How Should You Store Zejula?

Proper storage of Zejula is important to ensure the medication remains effective and safe to use throughout the treatment period. Follow these storage guidelines carefully:

• Temperature: No special temperature storage requirements. Store at room temperature.
• Packaging: Keep the tablets in the original blister packaging to protect them from moisture. Do not remove tablets from the blister until you are ready to take them.
• Expiration: Do not use Zejula after the expiration date printed on the carton and blister after “EXP.” The expiration date refers to the last day of the stated month.
• Children: Keep this medicine out of the sight and reach of children.
• Disposal: Do not throw away medicines via household waste or wastewater. Ask your pharmacist how to dispose of medicines you no longer use. These measures help to protect the environment.

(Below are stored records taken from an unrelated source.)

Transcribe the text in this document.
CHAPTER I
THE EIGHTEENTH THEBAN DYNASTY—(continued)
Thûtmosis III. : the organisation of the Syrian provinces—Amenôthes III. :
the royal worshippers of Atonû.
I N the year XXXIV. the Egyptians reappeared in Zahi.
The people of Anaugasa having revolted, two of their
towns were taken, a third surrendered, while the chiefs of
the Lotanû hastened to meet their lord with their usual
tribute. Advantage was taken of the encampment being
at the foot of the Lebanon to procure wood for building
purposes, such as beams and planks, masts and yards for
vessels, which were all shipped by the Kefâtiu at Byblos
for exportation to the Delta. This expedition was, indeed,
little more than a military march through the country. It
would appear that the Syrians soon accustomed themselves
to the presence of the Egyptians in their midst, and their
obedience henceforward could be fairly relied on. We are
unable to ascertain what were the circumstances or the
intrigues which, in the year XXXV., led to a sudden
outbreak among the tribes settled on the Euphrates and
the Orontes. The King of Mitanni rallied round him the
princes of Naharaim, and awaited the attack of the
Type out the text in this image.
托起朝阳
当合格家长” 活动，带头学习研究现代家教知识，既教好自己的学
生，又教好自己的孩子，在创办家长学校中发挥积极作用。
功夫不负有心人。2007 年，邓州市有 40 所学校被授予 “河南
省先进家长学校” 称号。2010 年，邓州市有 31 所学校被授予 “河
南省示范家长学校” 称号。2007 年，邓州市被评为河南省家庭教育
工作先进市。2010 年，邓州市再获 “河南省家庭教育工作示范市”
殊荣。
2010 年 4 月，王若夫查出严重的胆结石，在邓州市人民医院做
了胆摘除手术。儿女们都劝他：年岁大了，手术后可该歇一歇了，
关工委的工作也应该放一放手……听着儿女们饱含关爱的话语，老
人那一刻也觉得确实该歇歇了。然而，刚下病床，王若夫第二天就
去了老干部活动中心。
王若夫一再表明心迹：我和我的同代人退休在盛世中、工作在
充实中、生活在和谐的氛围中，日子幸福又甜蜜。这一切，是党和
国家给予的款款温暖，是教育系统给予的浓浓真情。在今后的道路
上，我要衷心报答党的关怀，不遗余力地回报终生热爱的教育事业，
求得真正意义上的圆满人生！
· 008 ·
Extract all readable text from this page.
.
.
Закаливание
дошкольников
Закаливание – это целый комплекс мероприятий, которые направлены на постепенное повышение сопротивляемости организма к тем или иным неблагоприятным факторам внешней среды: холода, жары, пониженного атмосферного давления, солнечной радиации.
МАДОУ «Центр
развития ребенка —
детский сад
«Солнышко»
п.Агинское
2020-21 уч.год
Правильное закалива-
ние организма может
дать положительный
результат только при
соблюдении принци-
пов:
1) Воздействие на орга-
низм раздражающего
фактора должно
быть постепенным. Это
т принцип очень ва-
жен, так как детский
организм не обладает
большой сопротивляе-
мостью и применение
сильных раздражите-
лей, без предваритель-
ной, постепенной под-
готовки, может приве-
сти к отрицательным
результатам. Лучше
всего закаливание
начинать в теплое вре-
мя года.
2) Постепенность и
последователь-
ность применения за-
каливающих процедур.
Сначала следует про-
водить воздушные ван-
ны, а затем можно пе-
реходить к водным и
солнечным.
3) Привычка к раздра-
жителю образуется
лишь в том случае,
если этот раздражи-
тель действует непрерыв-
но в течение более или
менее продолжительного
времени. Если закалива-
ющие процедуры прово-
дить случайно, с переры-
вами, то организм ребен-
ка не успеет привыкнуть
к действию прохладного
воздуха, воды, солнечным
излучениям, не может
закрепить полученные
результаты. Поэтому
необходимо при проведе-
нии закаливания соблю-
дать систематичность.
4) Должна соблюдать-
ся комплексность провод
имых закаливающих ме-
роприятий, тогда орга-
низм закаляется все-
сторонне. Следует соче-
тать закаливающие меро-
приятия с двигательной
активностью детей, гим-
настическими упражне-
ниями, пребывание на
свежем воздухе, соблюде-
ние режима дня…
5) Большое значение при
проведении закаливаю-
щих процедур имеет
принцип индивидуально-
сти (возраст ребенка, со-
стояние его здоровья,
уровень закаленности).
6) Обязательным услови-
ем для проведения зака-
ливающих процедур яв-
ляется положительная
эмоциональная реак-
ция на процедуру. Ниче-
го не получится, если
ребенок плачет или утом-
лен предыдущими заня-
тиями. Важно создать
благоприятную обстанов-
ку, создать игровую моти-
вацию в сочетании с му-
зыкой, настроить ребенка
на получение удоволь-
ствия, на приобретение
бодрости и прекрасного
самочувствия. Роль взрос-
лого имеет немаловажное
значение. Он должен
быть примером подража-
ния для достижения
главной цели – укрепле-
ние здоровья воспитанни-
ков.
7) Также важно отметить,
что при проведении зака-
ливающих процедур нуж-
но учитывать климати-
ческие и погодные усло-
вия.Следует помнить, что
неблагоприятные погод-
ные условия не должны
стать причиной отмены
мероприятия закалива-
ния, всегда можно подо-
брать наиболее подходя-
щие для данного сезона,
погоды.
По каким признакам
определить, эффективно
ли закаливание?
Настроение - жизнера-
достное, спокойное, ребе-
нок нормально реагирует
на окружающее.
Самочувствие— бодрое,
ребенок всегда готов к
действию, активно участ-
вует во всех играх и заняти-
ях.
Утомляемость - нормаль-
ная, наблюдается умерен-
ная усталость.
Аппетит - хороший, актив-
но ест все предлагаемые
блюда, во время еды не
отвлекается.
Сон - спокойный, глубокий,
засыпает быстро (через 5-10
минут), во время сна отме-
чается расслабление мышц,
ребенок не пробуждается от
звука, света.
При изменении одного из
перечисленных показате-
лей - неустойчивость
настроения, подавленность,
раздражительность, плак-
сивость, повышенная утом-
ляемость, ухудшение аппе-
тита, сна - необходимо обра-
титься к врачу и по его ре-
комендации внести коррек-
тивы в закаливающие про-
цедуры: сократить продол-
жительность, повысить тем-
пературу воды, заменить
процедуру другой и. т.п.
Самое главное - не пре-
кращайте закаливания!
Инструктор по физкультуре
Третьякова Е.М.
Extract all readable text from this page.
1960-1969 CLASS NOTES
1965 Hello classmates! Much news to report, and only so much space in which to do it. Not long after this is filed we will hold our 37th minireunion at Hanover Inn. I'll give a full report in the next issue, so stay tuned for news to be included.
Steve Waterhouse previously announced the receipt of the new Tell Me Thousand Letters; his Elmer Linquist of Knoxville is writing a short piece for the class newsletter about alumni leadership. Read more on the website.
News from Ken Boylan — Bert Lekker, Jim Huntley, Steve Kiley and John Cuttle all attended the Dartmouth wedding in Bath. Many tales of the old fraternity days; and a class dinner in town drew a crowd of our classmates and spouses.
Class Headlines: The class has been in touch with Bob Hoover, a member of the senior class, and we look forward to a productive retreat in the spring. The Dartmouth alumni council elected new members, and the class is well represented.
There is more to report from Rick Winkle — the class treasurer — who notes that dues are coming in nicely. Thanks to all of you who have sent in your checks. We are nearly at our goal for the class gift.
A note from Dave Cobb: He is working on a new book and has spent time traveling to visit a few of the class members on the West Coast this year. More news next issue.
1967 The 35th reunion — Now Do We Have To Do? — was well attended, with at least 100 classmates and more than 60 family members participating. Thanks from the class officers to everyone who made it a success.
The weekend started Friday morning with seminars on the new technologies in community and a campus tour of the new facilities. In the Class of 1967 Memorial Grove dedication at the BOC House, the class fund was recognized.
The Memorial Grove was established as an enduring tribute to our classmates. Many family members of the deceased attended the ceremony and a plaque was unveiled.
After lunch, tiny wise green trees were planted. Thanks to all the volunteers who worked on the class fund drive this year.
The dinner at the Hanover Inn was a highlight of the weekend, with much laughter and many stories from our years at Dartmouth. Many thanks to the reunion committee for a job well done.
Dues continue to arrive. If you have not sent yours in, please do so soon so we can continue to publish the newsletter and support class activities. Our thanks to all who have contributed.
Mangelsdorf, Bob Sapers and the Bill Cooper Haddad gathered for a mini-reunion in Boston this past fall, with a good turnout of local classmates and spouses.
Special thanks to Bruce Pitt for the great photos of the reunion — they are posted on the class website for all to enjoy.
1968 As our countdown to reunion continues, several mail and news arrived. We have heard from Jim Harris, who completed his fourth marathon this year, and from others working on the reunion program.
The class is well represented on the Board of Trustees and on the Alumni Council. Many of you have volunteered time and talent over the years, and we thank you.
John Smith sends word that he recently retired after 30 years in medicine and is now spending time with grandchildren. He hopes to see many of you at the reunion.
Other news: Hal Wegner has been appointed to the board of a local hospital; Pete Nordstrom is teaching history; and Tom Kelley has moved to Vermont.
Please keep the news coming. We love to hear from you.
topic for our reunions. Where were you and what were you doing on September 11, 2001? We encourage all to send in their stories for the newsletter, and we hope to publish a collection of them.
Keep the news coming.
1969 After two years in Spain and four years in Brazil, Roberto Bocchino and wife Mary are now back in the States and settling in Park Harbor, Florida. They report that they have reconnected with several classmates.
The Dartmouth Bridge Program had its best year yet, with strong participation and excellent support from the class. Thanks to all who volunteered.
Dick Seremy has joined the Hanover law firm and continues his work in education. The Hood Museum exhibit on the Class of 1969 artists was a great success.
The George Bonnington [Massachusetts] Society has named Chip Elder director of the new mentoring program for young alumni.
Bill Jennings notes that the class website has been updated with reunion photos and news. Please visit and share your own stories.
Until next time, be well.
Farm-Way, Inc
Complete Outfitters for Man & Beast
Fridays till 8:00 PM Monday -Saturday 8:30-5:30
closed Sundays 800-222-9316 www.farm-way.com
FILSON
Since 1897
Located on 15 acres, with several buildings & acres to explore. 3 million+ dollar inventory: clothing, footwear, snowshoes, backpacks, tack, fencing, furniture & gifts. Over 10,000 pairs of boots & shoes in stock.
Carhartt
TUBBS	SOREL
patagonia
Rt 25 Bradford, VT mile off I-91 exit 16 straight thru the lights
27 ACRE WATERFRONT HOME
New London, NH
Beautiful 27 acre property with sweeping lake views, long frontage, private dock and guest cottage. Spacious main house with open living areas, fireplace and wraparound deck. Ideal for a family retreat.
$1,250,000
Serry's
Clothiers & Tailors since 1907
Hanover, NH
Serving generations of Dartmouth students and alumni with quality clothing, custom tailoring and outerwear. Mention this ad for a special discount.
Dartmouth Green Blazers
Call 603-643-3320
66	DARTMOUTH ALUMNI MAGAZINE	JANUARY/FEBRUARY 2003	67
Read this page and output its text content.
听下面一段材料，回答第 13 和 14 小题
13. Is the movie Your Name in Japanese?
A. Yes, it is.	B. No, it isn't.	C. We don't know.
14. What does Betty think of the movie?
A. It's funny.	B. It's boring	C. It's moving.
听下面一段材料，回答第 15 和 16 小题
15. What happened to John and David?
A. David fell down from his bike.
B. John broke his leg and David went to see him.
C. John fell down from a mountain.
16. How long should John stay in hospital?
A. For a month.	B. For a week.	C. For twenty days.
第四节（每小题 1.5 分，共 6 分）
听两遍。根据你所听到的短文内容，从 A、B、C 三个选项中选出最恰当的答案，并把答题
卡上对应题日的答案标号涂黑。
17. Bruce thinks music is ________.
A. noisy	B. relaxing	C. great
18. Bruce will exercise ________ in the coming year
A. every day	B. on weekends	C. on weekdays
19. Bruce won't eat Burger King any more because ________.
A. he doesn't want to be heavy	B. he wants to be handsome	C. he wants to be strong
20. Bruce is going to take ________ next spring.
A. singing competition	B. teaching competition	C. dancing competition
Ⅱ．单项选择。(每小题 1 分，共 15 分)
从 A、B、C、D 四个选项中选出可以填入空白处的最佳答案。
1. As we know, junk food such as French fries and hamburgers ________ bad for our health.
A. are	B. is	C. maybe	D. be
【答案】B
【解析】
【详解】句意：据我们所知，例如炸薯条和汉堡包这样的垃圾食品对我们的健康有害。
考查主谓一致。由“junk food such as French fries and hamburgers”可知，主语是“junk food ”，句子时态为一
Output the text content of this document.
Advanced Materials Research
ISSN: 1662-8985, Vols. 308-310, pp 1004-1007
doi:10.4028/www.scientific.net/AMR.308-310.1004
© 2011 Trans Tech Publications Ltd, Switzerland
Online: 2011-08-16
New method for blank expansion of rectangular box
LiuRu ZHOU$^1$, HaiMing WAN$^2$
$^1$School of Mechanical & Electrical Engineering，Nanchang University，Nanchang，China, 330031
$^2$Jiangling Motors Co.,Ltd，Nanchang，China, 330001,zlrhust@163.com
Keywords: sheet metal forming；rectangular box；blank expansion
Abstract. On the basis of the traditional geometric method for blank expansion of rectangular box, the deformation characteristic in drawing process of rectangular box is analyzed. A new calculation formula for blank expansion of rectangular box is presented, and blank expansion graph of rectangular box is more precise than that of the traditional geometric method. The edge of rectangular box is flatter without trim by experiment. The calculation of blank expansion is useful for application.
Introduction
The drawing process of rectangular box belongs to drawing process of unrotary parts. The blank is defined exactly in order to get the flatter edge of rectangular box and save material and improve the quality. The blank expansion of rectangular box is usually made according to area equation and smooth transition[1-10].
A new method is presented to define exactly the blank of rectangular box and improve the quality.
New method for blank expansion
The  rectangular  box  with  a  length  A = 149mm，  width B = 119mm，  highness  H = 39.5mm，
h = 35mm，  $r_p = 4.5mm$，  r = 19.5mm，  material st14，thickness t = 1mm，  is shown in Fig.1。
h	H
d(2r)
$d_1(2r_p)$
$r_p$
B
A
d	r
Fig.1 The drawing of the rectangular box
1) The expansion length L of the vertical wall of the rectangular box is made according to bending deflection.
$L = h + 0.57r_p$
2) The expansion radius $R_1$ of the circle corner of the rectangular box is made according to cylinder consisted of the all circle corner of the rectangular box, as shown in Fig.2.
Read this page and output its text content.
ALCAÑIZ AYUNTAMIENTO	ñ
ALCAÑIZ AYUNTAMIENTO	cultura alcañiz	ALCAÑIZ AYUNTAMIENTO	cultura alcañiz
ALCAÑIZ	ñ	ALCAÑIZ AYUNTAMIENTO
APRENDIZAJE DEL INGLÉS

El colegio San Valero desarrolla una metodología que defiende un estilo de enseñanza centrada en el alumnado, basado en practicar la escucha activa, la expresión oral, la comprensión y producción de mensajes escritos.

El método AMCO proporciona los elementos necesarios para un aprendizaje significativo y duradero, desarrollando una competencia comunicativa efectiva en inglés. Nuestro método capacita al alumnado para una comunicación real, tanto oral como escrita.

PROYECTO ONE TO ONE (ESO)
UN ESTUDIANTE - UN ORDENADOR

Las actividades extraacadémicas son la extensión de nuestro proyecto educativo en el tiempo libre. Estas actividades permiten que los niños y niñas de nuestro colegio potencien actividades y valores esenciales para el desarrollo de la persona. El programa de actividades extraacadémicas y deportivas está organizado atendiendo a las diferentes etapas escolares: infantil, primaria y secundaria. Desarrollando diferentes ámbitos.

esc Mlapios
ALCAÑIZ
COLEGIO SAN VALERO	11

Zejula 100 mg film-coated tablets are supplied in blister packs or child-resistant blister packs containing either 56 or 84 tablets per carton. Not all pack sizes may be marketed in all countries. The tablets are grey, oval, film-coated tablets debossed with “100” on one side and “Zejula” on the other side.

What Does Zejula Contain?

Each Zejula film-coated tablet contains niraparib tosylate monohydrate, equivalent to 100 mg of niraparib as the active substance. The following inactive ingredients (excipients) are included in the formulation:

Tablet core: Crospovidone, lactose monohydrate, magnesium stearate, microcrystalline cellulose (E 460), povidone (E 1201), colloidal hydrated silica.

Film coating: Polyvinyl alcohol (E 1203), titanium dioxide (E 171), macrogol (E 1521), talc (E 553b), black iron oxide (E 172).

This medicine contains lactose. If you have been told by your doctor that you have an intolerance to some sugars, discuss this with your doctor before taking Zejula.